小規模宅地の評価減と駐車場経営
皆様方は小規模宅地の評価減という特例をご存知でしょうか? これは要するに被相続人(亡くなった方)が所有していた土地のうち、一定の面積までは土地の評価額から評価減してくれるというものです。
自宅の敷地であるとか何らかの事業をしていた土地は当然ながらこの特例の対象となりますが、駐車場として賃貸している土地も該当します。
それではどのような駐車場であってもこの特例の対象となるのでしょうか? 残念ながら、これについては次のような一定の条件があります。
<小規模宅地の評価減が適用できる駐車場経営の条件>
①建物または構築物があること
②相当な対価を得て継続的に行なわれていること
まず①の条件ですが、立体駐車場であれば文句なく適用されます。次にアスファルトとかコンクリートで敷き詰められておれば、これらは構築物に該当しますので全く問題ありません。

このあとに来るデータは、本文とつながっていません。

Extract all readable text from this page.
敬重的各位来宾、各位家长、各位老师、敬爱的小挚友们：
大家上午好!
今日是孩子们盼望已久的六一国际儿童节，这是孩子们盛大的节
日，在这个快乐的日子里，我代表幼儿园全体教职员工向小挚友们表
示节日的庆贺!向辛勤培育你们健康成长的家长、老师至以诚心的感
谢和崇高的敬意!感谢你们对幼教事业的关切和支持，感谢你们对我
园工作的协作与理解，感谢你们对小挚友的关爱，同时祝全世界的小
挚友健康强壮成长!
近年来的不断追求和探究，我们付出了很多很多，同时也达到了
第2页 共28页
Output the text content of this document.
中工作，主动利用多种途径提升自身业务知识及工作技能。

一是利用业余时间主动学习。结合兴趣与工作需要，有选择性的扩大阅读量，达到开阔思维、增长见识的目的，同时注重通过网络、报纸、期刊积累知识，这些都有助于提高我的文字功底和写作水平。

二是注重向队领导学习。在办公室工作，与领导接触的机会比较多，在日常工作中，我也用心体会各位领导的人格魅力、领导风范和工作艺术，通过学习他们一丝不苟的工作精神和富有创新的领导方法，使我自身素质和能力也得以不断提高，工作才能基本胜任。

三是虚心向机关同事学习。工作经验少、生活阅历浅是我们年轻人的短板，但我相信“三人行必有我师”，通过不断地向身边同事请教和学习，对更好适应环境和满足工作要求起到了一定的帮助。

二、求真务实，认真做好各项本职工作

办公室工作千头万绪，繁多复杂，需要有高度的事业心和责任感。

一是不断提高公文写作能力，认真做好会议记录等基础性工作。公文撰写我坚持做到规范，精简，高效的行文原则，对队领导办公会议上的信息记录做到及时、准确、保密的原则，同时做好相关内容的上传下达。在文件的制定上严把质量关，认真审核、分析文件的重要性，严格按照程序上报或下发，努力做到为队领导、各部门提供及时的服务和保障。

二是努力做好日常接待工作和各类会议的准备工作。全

それでは砂利敷きの青空駐車場はどうでしょうか? 砂利というのは土地に対する定着物ではありませんので残念ながら該当しません。
また同様の理由により、ロープが敷設されている場合も除かれます。ロープなどは簡単に取り外すことができるからというのがその理由です。当然ながら看板などもダメです。
それでは車止めの枕木はどうでしょうか? これについても単に土に埋めているだけではダメですが、セメントで固めている場合はOKです。基準はあくまで簡単に取り外すことができるか否かということです。
次に②の「相当な対価を得て継続的に行われていること」という条件ですが、第三者に賃貸する場合には特に問題となることはないでしょう。
以上、ご説明しましたように、小規模宅地の評価減が適用できるか否かの条件は2つだけです。したがって駐車場の規模とか営業形態は一切問われません。
したがって、極端な話、1台であっても対象となりますが、当然ながら車1台が駐車するのに通常必要とする面積に限られますのでご注意下さい。
100㎡の土地の真ん中にポツンと車1台を駐車させているだけで全体の土地がこの特例の対象となるわけではないということです。
また経営形態を問わないということですから、月極めであろうと時間貸しであろうと関係ありません。いずれの場合も対象となります。
それでは月極めの駐車場として業者に一括して土地を賃貸している場合はどうでしょうか? この場合はオーナーからすると土地の賃貸になりますが、このような形態であろうと全く問題ありません。
なお、この小規模宅地の評価減は200㎡まで50%評価減してくれるというものですが、所有している土地のうち、どの土地に適用するかは納税者の任意です。したがって通常は路線価の最も高い土地から適用します。
以上ご説明しましたように同じく駐車場であっても適用できる場合とできない場合がありますので、評価額が高い場合には適用できるように何らかの対策を打っておくべきでしょう。